Unfortunately, integrating them incrementally into the existing cluster(s) gets a bit complicated. Specifically:
- conf200[4-6] (and configcluster nodes generally) are running debian bullseye, with etcd 3.3.25 and zookeeper 3.4.13.
- Given their respective support horizons, we would like to target trixie (etcd 3.5.16, zookeeper 3.9.3) rather than bookworm (etcd 3.4.23, zookeeper 3.8.0).
- For etcd, targeting trixie means running afoul of the version-compatibility rules, where only upgrades to successive minor versions are supported (link).
- For zookeeper, targeting either trixie or bookworm means running afoul of similar minor-version compatibility rules (link).
Finally, it's worth noting that with the ongoing work to upgrade Kafka (T416669), we should be moving toward a world where it becomes possible to use KRaft instead of zookeeper. Thus, any major investment in zookeeper - e.g., executing a multi-step upgrade all the way through 3.9 - is not desirable.
Proposal
I'd propose we do something like the following:
- We will create a (temporary) configcluster role variant that only installs zookeeper. On trixie, that role will install a forward port of zookeeper 3.4.13 from bullseye (T418915#11851872).
- We will incrementally assign the new role to conf200[7-9] and integrate each host into the existing zookeeper cluster.
- We will assign the normal configcluster role to conf200[7-9] with hieradata overrides to bootstrap a new etcd cluster (e.g., with a new SRV discovery domain).
- Once stable, we will enable etcd-mirror on one of the new-cluster nodes and begin incrementally migrating etcd clients (e.g., by site / use case).
- Once all etcd clients are migrated, we can decom the old cluster (procedure elided here for brevity).

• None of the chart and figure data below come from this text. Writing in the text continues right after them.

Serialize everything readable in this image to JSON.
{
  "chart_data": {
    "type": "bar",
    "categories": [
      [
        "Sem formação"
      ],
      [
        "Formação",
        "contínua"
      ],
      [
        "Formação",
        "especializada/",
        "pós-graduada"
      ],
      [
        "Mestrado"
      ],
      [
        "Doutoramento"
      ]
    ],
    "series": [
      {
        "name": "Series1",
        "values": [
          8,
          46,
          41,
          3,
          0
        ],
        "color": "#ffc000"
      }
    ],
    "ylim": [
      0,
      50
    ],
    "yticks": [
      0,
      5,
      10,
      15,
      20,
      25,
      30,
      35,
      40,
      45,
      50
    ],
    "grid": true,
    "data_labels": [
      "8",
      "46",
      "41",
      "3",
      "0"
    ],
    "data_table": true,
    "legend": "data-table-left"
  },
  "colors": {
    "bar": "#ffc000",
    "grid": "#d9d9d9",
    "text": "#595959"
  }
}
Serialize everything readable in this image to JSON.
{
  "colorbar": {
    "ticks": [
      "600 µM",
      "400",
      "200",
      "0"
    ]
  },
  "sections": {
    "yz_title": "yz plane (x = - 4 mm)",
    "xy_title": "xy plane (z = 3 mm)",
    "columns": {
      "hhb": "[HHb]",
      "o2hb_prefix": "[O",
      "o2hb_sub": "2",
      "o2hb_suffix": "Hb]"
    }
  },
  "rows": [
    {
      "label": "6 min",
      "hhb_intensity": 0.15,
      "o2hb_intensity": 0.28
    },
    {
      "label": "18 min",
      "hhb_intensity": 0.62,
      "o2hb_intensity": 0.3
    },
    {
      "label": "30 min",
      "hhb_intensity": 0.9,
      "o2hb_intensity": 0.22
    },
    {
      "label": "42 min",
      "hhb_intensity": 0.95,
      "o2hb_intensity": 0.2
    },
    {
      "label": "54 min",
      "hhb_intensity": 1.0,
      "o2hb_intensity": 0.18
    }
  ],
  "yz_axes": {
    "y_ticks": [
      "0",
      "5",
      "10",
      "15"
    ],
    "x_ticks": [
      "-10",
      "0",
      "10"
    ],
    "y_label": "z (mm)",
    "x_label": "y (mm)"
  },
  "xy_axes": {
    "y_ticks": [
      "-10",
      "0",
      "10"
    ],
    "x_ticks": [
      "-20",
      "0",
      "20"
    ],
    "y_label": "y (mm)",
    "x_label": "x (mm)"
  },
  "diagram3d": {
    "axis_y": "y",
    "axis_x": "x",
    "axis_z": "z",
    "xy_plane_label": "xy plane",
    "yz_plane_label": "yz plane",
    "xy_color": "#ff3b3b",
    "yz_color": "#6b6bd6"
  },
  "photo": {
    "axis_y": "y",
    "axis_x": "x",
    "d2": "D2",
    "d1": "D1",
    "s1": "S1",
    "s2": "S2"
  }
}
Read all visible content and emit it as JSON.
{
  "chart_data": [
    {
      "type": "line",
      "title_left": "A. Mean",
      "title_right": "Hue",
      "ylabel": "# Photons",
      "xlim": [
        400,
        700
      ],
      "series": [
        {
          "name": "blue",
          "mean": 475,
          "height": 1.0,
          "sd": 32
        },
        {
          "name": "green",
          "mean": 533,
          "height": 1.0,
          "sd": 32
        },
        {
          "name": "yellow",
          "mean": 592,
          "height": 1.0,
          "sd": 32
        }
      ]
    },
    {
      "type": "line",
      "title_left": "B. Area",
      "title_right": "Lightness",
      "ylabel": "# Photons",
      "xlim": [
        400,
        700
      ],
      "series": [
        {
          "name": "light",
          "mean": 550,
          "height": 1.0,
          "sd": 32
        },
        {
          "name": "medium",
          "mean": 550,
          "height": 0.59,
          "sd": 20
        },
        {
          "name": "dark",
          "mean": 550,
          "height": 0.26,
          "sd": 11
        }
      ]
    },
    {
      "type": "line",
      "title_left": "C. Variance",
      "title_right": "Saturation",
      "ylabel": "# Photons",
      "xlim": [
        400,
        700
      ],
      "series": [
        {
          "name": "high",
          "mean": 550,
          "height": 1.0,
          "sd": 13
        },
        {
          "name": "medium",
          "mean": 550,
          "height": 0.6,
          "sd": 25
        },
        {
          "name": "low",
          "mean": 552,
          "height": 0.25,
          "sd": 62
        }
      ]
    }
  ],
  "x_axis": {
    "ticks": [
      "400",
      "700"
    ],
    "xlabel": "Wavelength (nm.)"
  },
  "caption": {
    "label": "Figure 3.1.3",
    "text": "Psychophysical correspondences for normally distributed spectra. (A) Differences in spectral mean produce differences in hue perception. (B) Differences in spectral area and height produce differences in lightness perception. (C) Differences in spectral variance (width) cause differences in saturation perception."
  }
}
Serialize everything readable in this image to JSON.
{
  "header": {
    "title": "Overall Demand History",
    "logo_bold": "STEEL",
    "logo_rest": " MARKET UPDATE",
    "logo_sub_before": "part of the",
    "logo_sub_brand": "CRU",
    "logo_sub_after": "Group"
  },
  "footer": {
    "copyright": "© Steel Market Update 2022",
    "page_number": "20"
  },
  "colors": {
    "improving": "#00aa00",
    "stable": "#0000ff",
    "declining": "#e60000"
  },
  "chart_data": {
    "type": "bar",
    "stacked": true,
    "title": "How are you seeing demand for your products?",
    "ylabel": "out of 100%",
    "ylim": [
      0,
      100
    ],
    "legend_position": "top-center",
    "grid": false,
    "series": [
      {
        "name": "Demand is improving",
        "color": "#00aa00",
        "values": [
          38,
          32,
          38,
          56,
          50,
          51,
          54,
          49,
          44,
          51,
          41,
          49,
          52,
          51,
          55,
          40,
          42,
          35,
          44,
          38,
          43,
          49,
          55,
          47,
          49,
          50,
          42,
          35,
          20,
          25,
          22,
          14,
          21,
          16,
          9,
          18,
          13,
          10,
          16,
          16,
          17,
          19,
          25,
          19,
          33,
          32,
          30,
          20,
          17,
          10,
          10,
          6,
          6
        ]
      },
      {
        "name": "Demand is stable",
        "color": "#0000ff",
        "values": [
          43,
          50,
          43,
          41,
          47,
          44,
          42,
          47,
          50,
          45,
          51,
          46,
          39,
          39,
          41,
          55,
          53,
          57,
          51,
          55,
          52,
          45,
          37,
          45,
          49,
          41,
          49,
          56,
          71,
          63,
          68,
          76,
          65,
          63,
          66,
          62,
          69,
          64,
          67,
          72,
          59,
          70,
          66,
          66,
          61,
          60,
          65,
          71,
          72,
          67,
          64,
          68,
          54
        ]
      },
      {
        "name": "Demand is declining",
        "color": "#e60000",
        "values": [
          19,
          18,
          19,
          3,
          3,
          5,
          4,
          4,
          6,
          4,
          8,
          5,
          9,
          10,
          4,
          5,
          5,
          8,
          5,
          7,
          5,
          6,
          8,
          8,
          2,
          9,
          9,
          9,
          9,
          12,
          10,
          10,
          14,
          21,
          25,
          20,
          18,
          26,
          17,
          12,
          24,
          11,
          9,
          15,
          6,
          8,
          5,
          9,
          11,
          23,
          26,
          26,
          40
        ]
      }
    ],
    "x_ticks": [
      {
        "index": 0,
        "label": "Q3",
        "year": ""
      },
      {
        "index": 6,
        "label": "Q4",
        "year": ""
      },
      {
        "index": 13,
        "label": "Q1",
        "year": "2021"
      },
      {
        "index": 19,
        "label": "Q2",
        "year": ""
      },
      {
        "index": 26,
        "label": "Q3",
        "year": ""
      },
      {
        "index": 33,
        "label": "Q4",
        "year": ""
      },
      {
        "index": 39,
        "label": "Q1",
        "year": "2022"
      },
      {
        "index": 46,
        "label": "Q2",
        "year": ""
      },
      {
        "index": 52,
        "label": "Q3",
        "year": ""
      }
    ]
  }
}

Although somewhat involved, I don't think this is significantly more complex than if we had chosen bookworm as in interim target and later reimaged in-place to trixie. While choosing bookworm would allow us to integrate into the existing etcd cluster, rather than standing up a new one in parallel, I'm not sure that actually makes our jobs easier / safer - e.g., I prefer having the ability to kick the tires on the new nodes first and incrementally move clients.
What does this imply for our plans in eqiad?
In eqiad, there's no hardware refresh until later in the next FY, so our vehicle for getting off bullseye must be an in-place reimage. Regardless of how we go about this, we'll start by switching the primary etcd cluster to codfw, as well as shunting all client traffic there (details).
One option would be to do something like the procedure above: once all client traffic is flowing to codfw, we would downtime / stop etcd on conf100[7-9], then incrementally reimage to the zookeeper-only configcluster role variant on trixie (IIUC, there's no "integration" step here - i.e., they should just join). Once we've ship-of-Theseus'd the zookeeper cluster, assign the normal configcluster role and bootstrap a new etcd cluster (i.e., steps 3 and 4). This has the benefit doing something shaped like what we just recently did in codfw while it's fresh in our heads.
Another option would be to reimage in two steps - i.e., first reimage all nodes to bookworm, then to trixie. That would require preparing a forward-port of zookeeper to bookworm as well. I don't have a strong opinion here, and indeed this has the benefit of following a more "standard" procedure.
On net, I'm not sure whether moving first to bookworm makes things faster / easier or not. Speed should be a deciding factor, though, since we're SPoF on a single etcd cluster (codfw) for the duration.
Other practicalities
- We'll need to start explicitly passing -enable-v2 if we're not already.